As it happened, the afternoon I saw her, I wasn’t alone. My dad had come over from Ipswich to visit, and we were out in the yard. He was subjecting my bike to a bit of no-nonsense-Navy-engineer maintenance. He wanted me to cycle back and forth from classes, but I’m a ditherer, and cycling in a city seems like just another way for me to end up in hospital. My bike had lain dormant for months under a plastic sheet, and dad was grappling with it in the small bike shelter as I loitered a few feet away by the steps leading down to the men’s basement flats.

I don’t know what made me turn around. But when I did, I was facing a young woman holding a tray. Her muscles were in the process of dropping the tray – a kind of frozen flinch – because I’d startled her. Which, I suppose, was natural, as she was a maid in a long blue dress and apron and I was a six-foot vision of the future in drainpipe jeans and smeared eyeliner. She was solid, around five-feet-seven, dark-haired, and her uniform was similar to this unnamed girl’s on the right.

I registered all this within the space of two seconds. There wasn’t time to speak. She was gone. She didn’t disintegrate, or fade, or even just wink out. I can only say that she simply wasn’t there any more.

Rather than the ice-crystals-in-the-blood shock so many people in Peter Ackroyd’s book reported after meeting with ghosts, I felt guilty. I wasn’t frightened, but she most definitely was. I think she must have dropped her tray, whenever the connection faltered and she found herself alone. I turned back to dad, who was still engrossed in my flat tires, and never mentioned the girl to him.

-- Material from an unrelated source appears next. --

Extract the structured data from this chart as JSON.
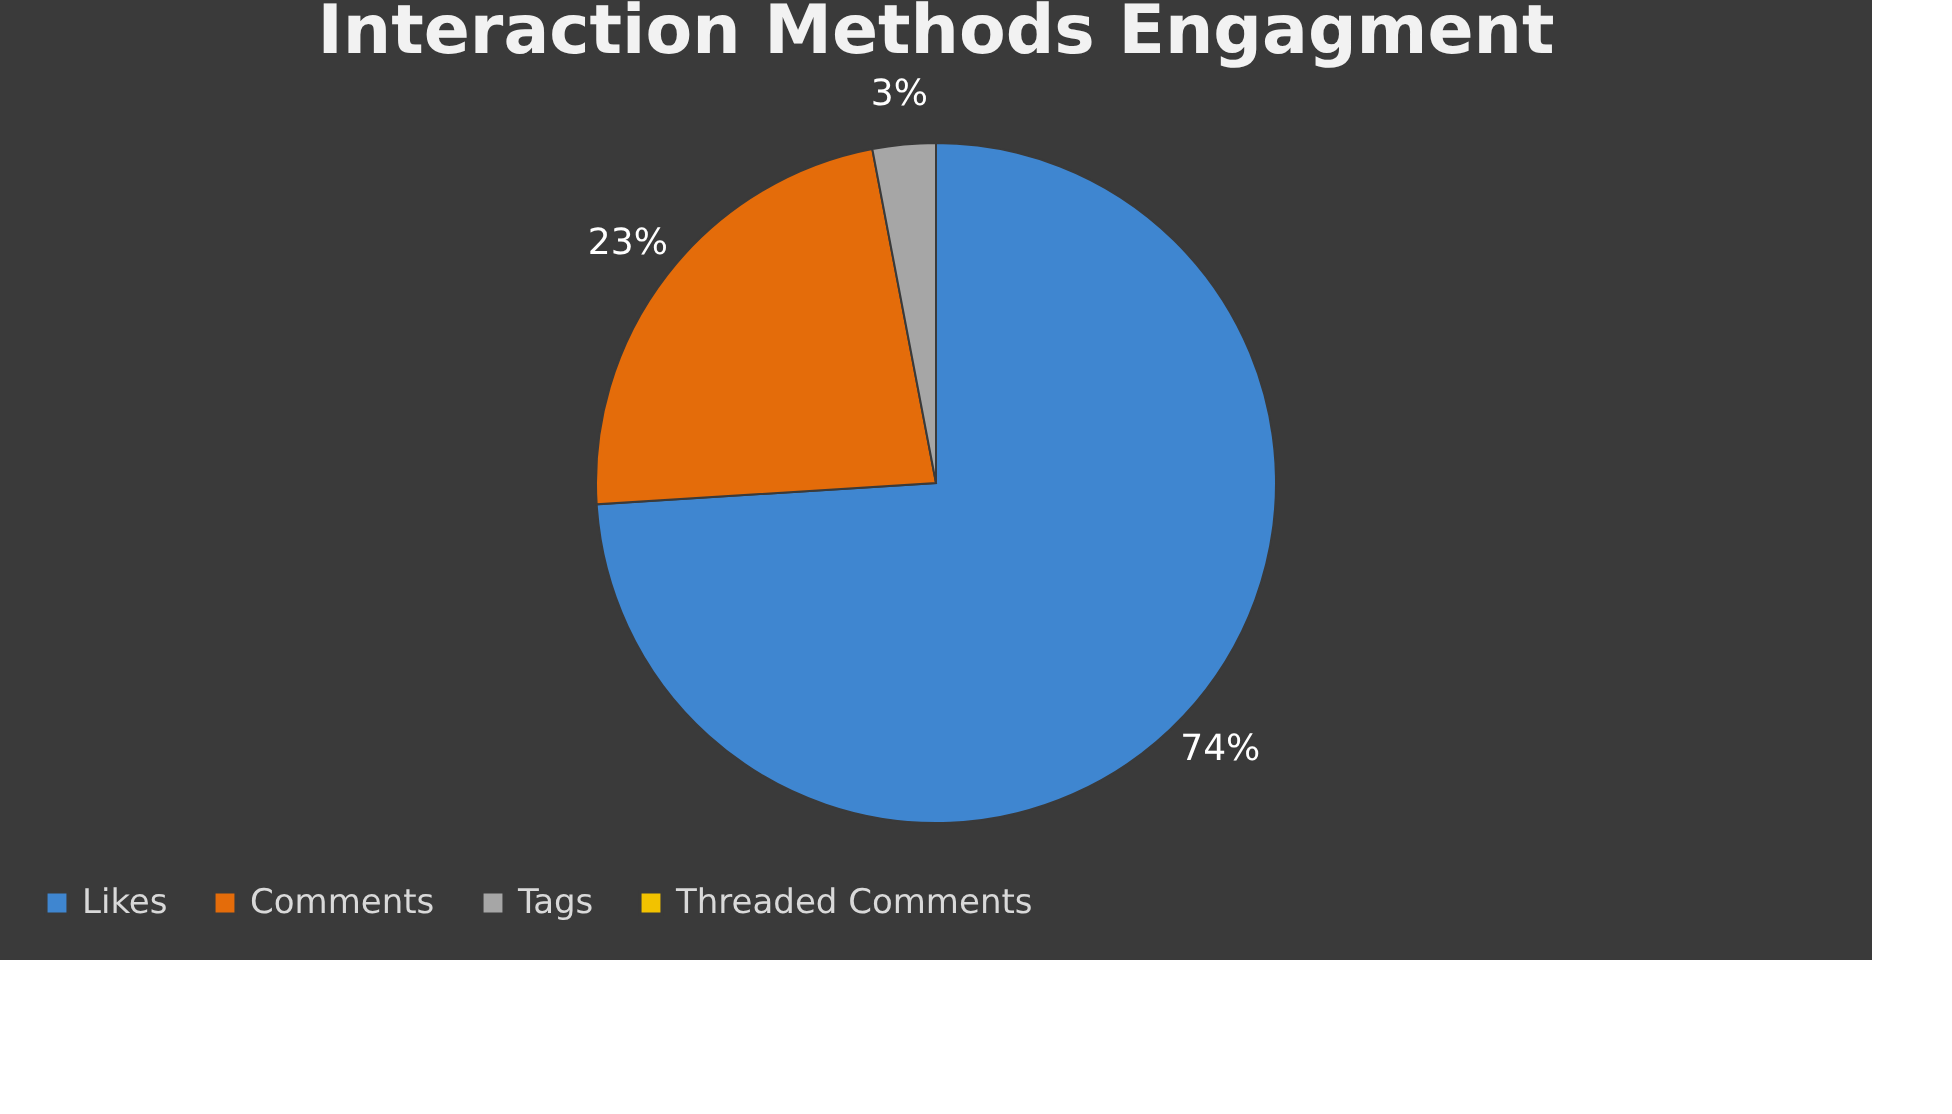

In The English Ghost, Peter Ackroyd describes the categories of hauntings: the conscious souls of the dead, the replaying of actions, nature spirits, omens good or bad… but I believe my ghost wasn’t a ghost at all. I think there was a glitch in time; a window allowing us to see each other. Perhaps the moving books were a symptom of whatever quantum hiccup was focused on the house. It’s fun to speculate, and I especially like the possibility that maybe, just over 100 years ago, a parlour maid rushed back into the scullery after breaking a trayful of china, and told her friends about me – the girl in the yard.

* There’s still time, Peter, if you’re reading this.